L’effectif total des policiers a reculé de 5,3 % sur 2003-2010
Que dévoile ce rapport ? La supercherie, d’abord, orchestrée par le Ministère de l’Intérieur qui consiste à nous faire prendre des vessies pour des lanternes en s’appuyant sur la cohorte de préfets aux ordres. Ainsi à Marseille, contrairement aux chiffres avancés par les préfets de police qui se sont succédés depuis l’installation au pouvoir de Sarkozy, le nombre total de fonctionnaires dans la circonscription publique de sécurité (CSP) n’a jamais cessé de baisser. En incluant les Adjoints De Sécurité, la CSP a perdu 9,2 % de ses effectifs entre le 1er janvier 2008 et le 1er janvier 2010. A Aix, dans la même période, les effectifs ont baissé de 13%.
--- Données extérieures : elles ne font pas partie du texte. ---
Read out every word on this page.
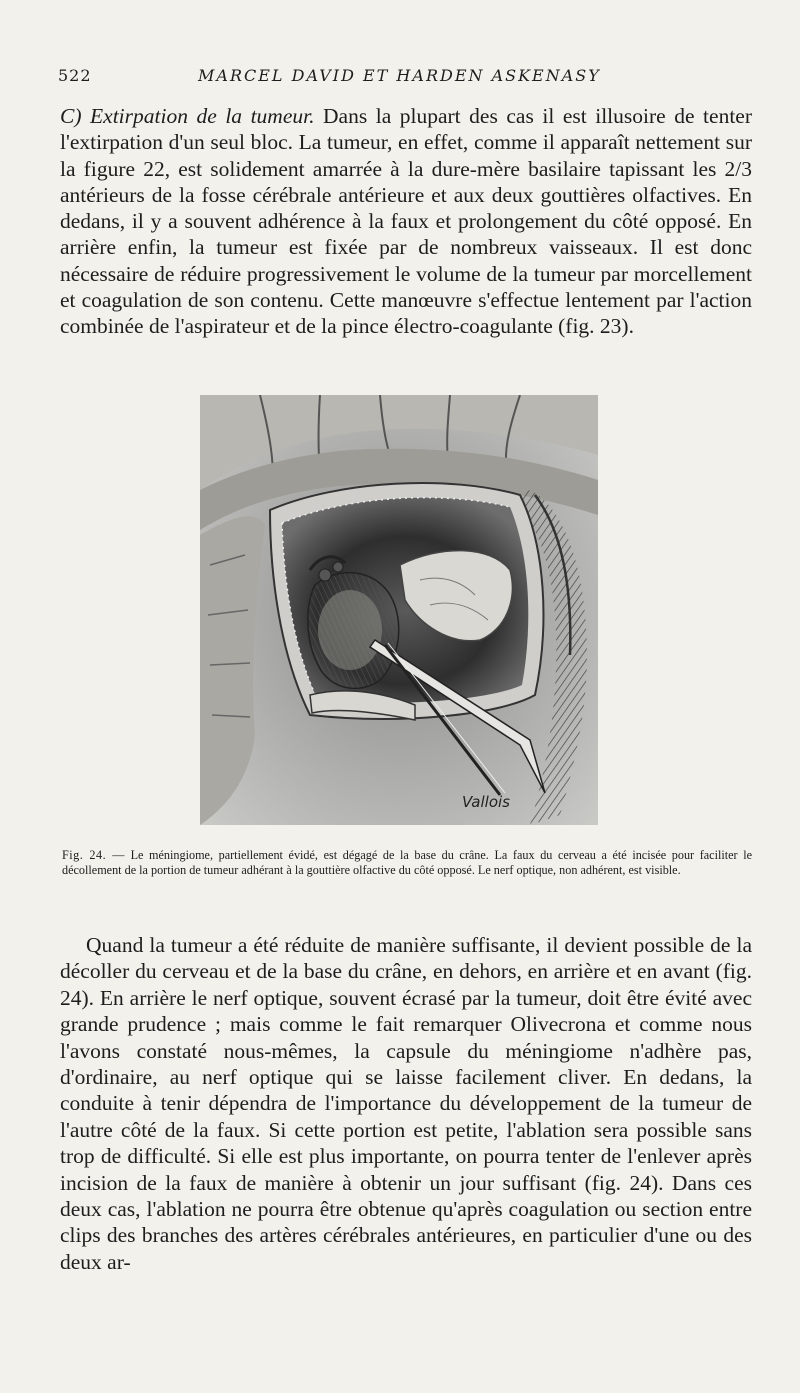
522	MARCEL DAVID ET HARDEN ASKENASY

C) Extirpation de la tumeur. Dans la plupart des cas il est illusoire de tenter l'extirpation d'un seul bloc. La tumeur, en effet, comme il apparaît nettement sur la figure 22, est solidement amarrée à la dure-mère basilaire tapissant les 2/3 antérieurs de la fosse cérébrale antérieure et aux deux gouttières olfactives. En dedans, il y a souvent adhérence à la faux et prolongement du côté opposé. En arrière enfin, la tumeur est fixée par de nombreux vaisseaux. Il est donc nécessaire de réduire progressivement le volume de la tumeur par morcellement et coagulation de son contenu. Cette manœuvre s'effectue lentement par l'action combinée de l'aspirateur et de la pince électro-coagulante (fig. 23).

Vallois
Fig. 24. — Le méningiome, partiellement évidé, est dégagé de la base du crâne. La faux du cerveau a été incisée pour faciliter le décollement de la portion de tumeur adhérant à la gouttière olfactive du côté opposé. Le nerf optique, non adhérent, est visible.

Quand la tumeur a été réduite de manière suffisante, il devient possible de la décoller du cerveau et de la base du crâne, en dehors, en arrière et en avant (fig. 24). En arrière le nerf optique, souvent écrasé par la tumeur, doit être évité avec grande prudence ; mais comme le fait remarquer Olivecrona et comme nous l'avons constaté nous-mêmes, la capsule du méningiome n'adhère pas, d'ordinaire, au nerf optique qui se laisse facilement cliver. En dedans, la conduite à tenir dépendra de l'importance du développement de la tumeur de l'autre côté de la faux. Si cette portion est petite, l'ablation sera possible sans trop de difficulté. Si elle est plus importante, on pourra tenter de l'enlever après incision de la faux de manière à obtenir un jour suffisant (fig. 24). Dans ces deux cas, l'ablation ne pourra être obtenue qu'après coagulation ou section entre clips des branches des artères cérébrales antérieures, en particulier d'une ou des deux ar-
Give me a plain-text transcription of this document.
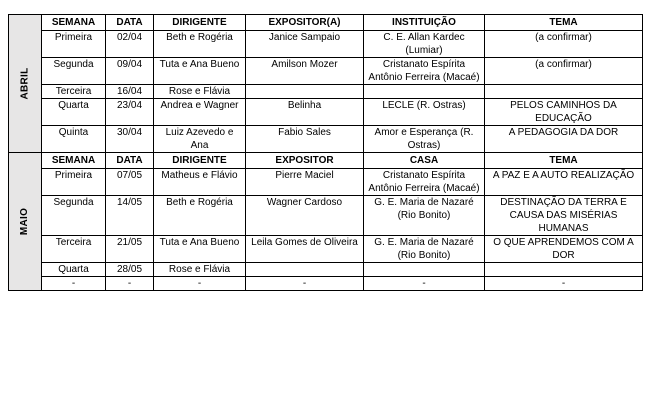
ABRIL	SEMANA	DATA	DIRIGENTE	EXPOSITOR(A)	INSTITUIÇÃO	TEMA
	Primeira	02/04	Beth e Rogéria	Janice Sampaio	C. E. Allan Kardec (Lumiar)	(a confirmar)
	Segunda	09/04	Tuta e Ana Bueno	Amilson Mozer	Cristanato Espírita Antônio Ferreira (Macaé)	(a confirmar)
	Terceira	16/04	Rose e Flávia			
	Quarta	23/04	Andrea e Wagner	Belinha	LECLE (R. Ostras)	PELOS CAMINHOS DA EDUCAÇÃO
	Quinta	30/04	Luiz Azevedo e Ana	Fabio Sales	Amor e Esperança (R. Ostras)	A PEDAGOGIA DA DOR
MAIO	SEMANA	DATA	DIRIGENTE	EXPOSITOR	CASA	TEMA
	Primeira	07/05	Matheus e Flávio	Pierre Maciel	Cristanato Espírita Antônio Ferreira (Macaé)	A PAZ E A AUTO REALIZAÇÃO
	Segunda	14/05	Beth e Rogéria	Wagner Cardoso	G. E. Maria de Nazaré (Rio Bonito)	DESTINAÇÃO DA TERRA E CAUSA DAS MISÉRIAS HUMANAS
	Terceira	21/05	Tuta e Ana Bueno	Leila Gomes de Oliveira	G. E. Maria de Nazaré (Rio Bonito)	O QUE APRENDEMOS COM A DOR
	Quarta	28/05	Rose e Flávia			
	-	-	-	-	-	-
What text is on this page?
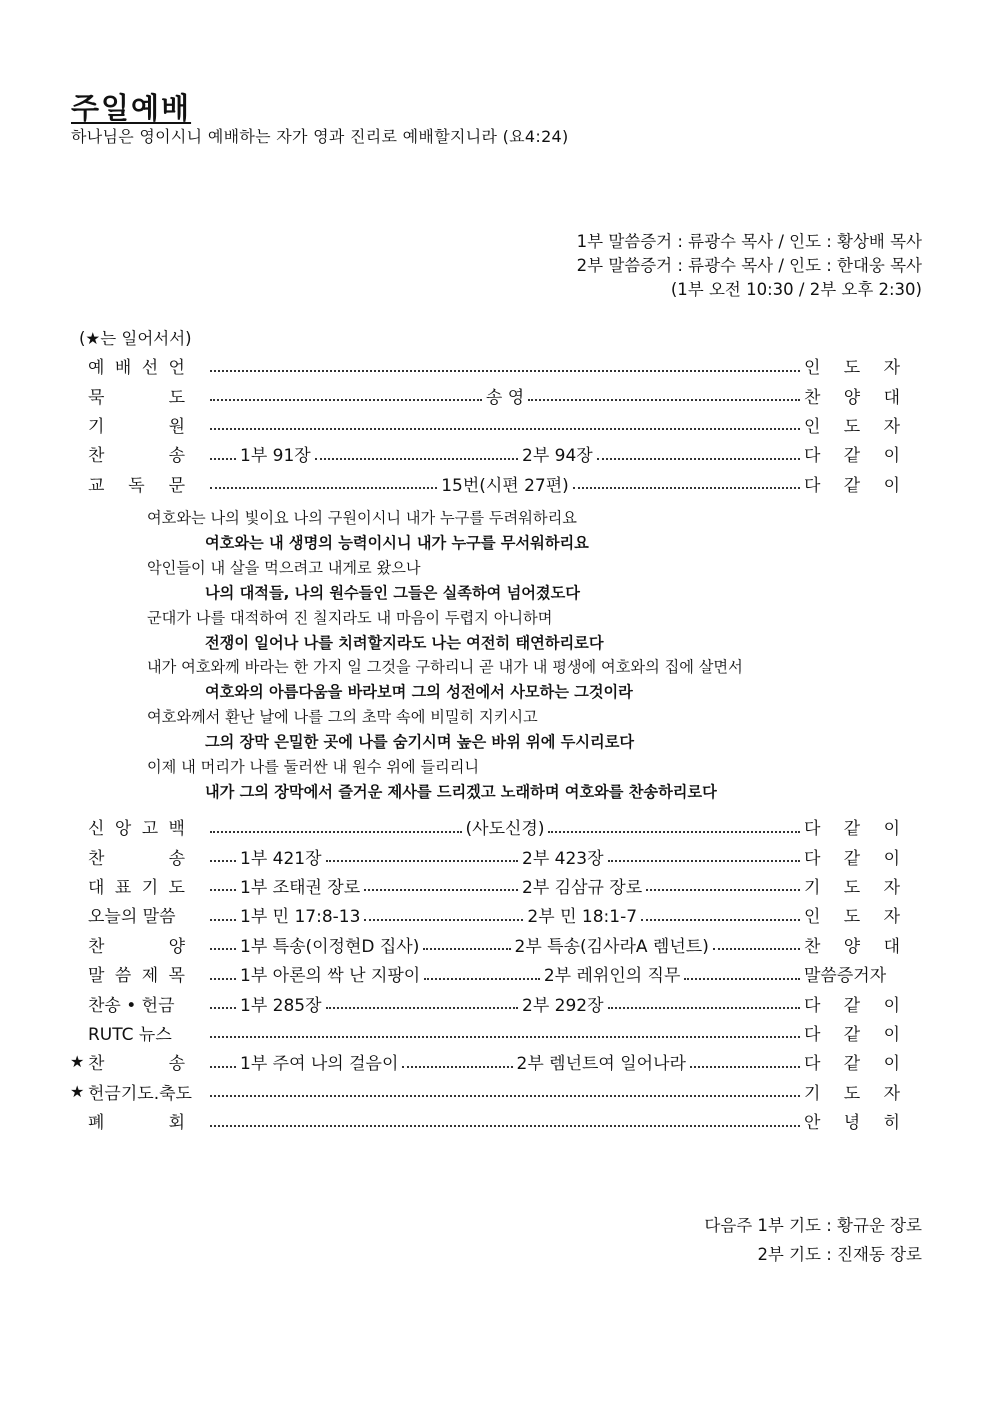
주일예배
하나님은 영이시니 예배하는 자가 영과 진리로 예배할지니라 (요4:24)
1부 말씀증거 : 류광수 목사 / 인도 : 황상배 목사
2부 말씀증거 : 류광수 목사 / 인도 : 한대웅 목사
(1부 오전 10:30 / 2부 오후 2:30)
(★는 일어서서)
예 배 선 언	인 도 자
묵	도	송 영	찬 양 대
기	원	인 도 자
찬	송	1부 91장	2부 94장	다 같 이
교 독 문	15번(시편 27편)	다 같 이
여호와는 나의 빛이요 나의 구원이시니 내가 누구를 두려워하리요
여호와는 내 생명의 능력이시니 내가 누구를 무서워하리요
악인들이 내 살을 먹으려고 내게로 왔으나
나의 대적들, 나의 원수들인 그들은 실족하여 넘어졌도다
군대가 나를 대적하여 진 칠지라도 내 마음이 두렵지 아니하며
전쟁이 일어나 나를 치려할지라도 나는 여전히 태연하리로다
내가 여호와께 바라는 한 가지 일 그것을 구하리니 곧 내가 내 평생에 여호와의 집에 살면서
여호와의 아름다움을 바라보며 그의 성전에서 사모하는 그것이라
여호와께서 환난 날에 나를 그의 초막 속에 비밀히 지키시고
그의 장막 은밀한 곳에 나를 숨기시며 높은 바위 위에 두시리로다
이제 내 머리가 나를 둘러싼 내 원수 위에 들리리니
내가 그의 장막에서 즐거운 제사를 드리겠고 노래하며 여호와를 찬송하리로다
신 앙 고 백	(사도신경)	다 같 이
찬	송	1부 421장	2부 423장	다 같 이
대 표 기 도	1부 조태권 장로	2부 김삼규 장로	기 도 자
오늘의 말씀	1부 민 17:8-13	2부 민 18:1-7	인 도 자
찬	양	1부 특송(이정현D 집사)	2부 특송(김사라A 렘넌트)	찬 양 대
말 씀 제 목	1부 아론의 싹 난 지팡이	2부 레위인의 직무	말씀증거자
찬송 • 헌금	1부 285장	2부 292장	다 같 이
RUTC 뉴스	다 같 이
★ 찬	송	1부 주여 나의 걸음이	2부 렘넌트여 일어나라	다 같 이
★ 헌금기도.축도	기 도 자
폐	회	안 녕 히
다음주 1부 기도 : 황규운 장로
2부 기도 : 진재동 장로
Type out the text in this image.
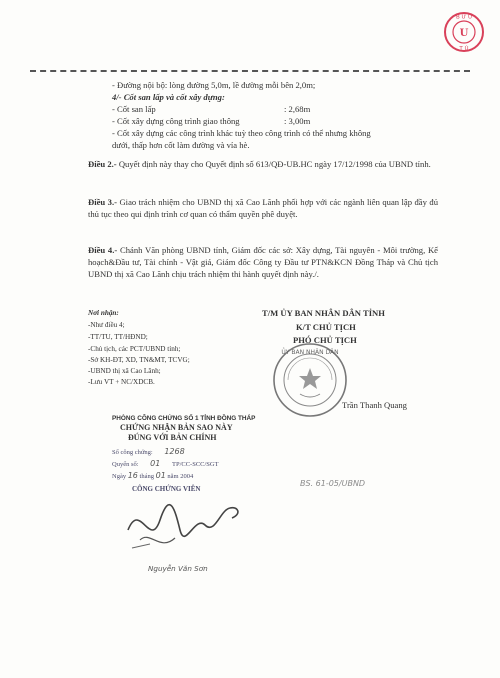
B Ử U
T Ú
U
- Đường nội bộ: lòng đường 5,0m, lề đường mỗi bên 2,0m;
4/- Cốt san lấp và cốt xây dựng:
- Cốt san lấp	: 2,68m
- Cốt xây dựng công trình giao thông	: 3,00m
- Cốt xây dựng các công trình khác tuỳ theo công trình có thể nhưng không
dưới, thấp hơn cốt làm đường và vỉa hè.
Điều 2.- Quyết định này thay cho Quyết định số 613/QĐ-UB.HC ngày 17/12/1998 của UBND tỉnh.
Điều 3.- Giao trách nhiệm cho UBND thị xã Cao Lãnh phối hợp với các ngành liên quan lập đầy đủ thủ tục theo qui định trình cơ quan có thẩm quyền phê duyệt.
Điều 4.- Chánh Văn phòng UBND tỉnh, Giám đốc các sở: Xây dựng, Tài nguyên - Môi trường, Kế hoạch&Đầu tư, Tài chính - Vật giá, Giám đốc Công ty Đầu tư PTN&KCN Đồng Tháp và Chủ tịch UBND thị xã Cao Lãnh chịu trách nhiệm thi hành quyết định này./.
Nơi nhận:
-Như điều 4;
-TT/TU, TT/HĐND;
-Chủ tịch, các PCT/UBND tỉnh;
-Sở KH-ĐT, XD, TN&MT, TCVG;
-UBND thị xã Cao Lãnh;
-Lưu VT + NC/XDCB.
T/M ỦY BAN NHÂN DÂN TỈNH
K/T CHỦ TỊCH
PHÓ CHỦ TỊCH
ỦY BAN NHÂN DÂN
Trần Thanh Quang
PHÒNG CÔNG CHỨNG SỐ 1 TỈNH ĐỒNG THÁP
CHỨNG NHẬN BẢN SAO NÀY
ĐÚNG VỚI BẢN CHÍNH
Số công chứng: 1268
Quyển số: 01 TP/CC-SCC/SGT
Ngày 16 tháng 01 năm 2004
CÔNG CHỨNG VIÊN
Nguyễn Văn Sơn
BS. 61-05/UBND
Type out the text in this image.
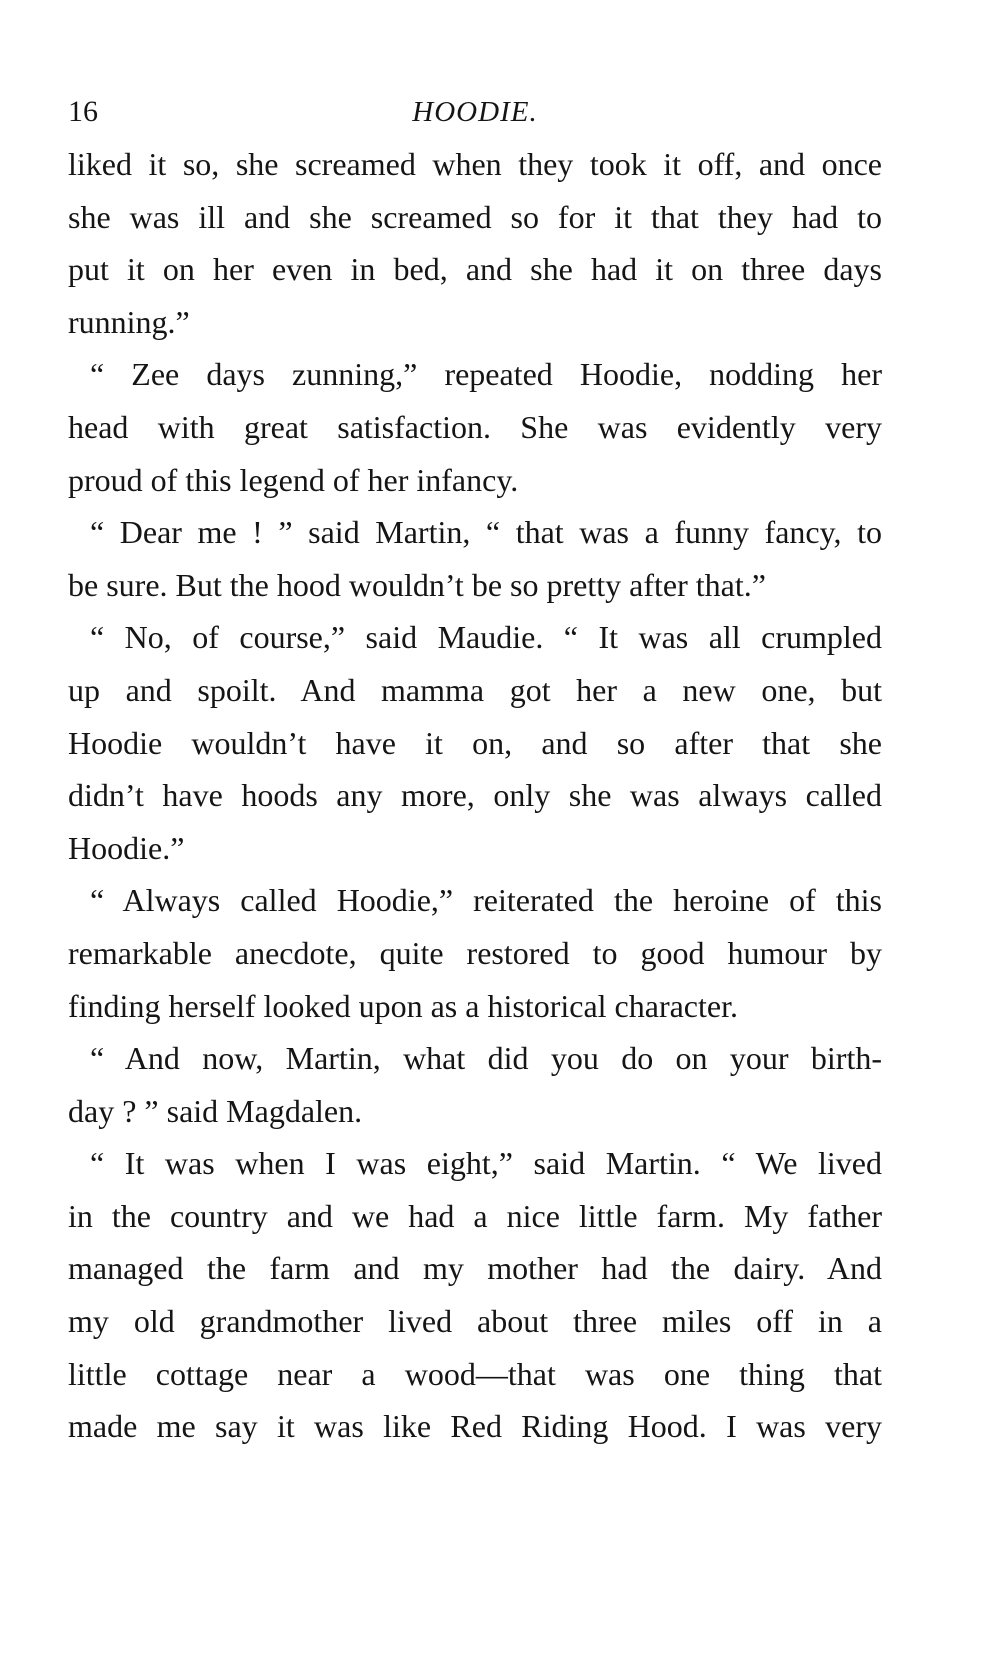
16	HOODIE.
liked it so, she screamed when they took it off, and once
she was ill and she screamed so for it that they had to
put it on her even in bed, and she had it on three days
running.”
“ Zee days zunning,” repeated Hoodie, nodding her
head with great satisfaction. She was evidently very
proud of this legend of her infancy.
“ Dear me ! ” said Martin, “ that was a funny fancy, to
be sure. But the hood wouldn’t be so pretty after that.”
“ No, of course,” said Maudie. “ It was all crumpled
up and spoilt. And mamma got her a new one, but
Hoodie wouldn’t have it on, and so after that she
didn’t have hoods any more, only she was always called
Hoodie.”
“ Always called Hoodie,” reiterated the heroine of this
remarkable anecdote, quite restored to good humour by
finding herself looked upon as a historical character.
“ And now, Martin, what did you do on your birth-
day ? ” said Magdalen.
“ It was when I was eight,” said Martin. “ We lived
in the country and we had a nice little farm. My father
managed the farm and my mother had the dairy. And
my old grandmother lived about three miles off in a
little cottage near a wood—that was one thing that
made me say it was like Red Riding Hood. I was very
Chapitre par chapitre, les sages éreintent l’organisation et la gestion des forces de sécurité publique qui se fait « par objectifs en fonction des statistiques ». Le rapport fustige l’état statistique des deux forces de SP, police et gendarmerie, notant qu’au passage la reprise à la hausse de la délinquance a été évitée en grande partie par le refus des services d’enregistrer des plaintes de victimes d’escroquerie.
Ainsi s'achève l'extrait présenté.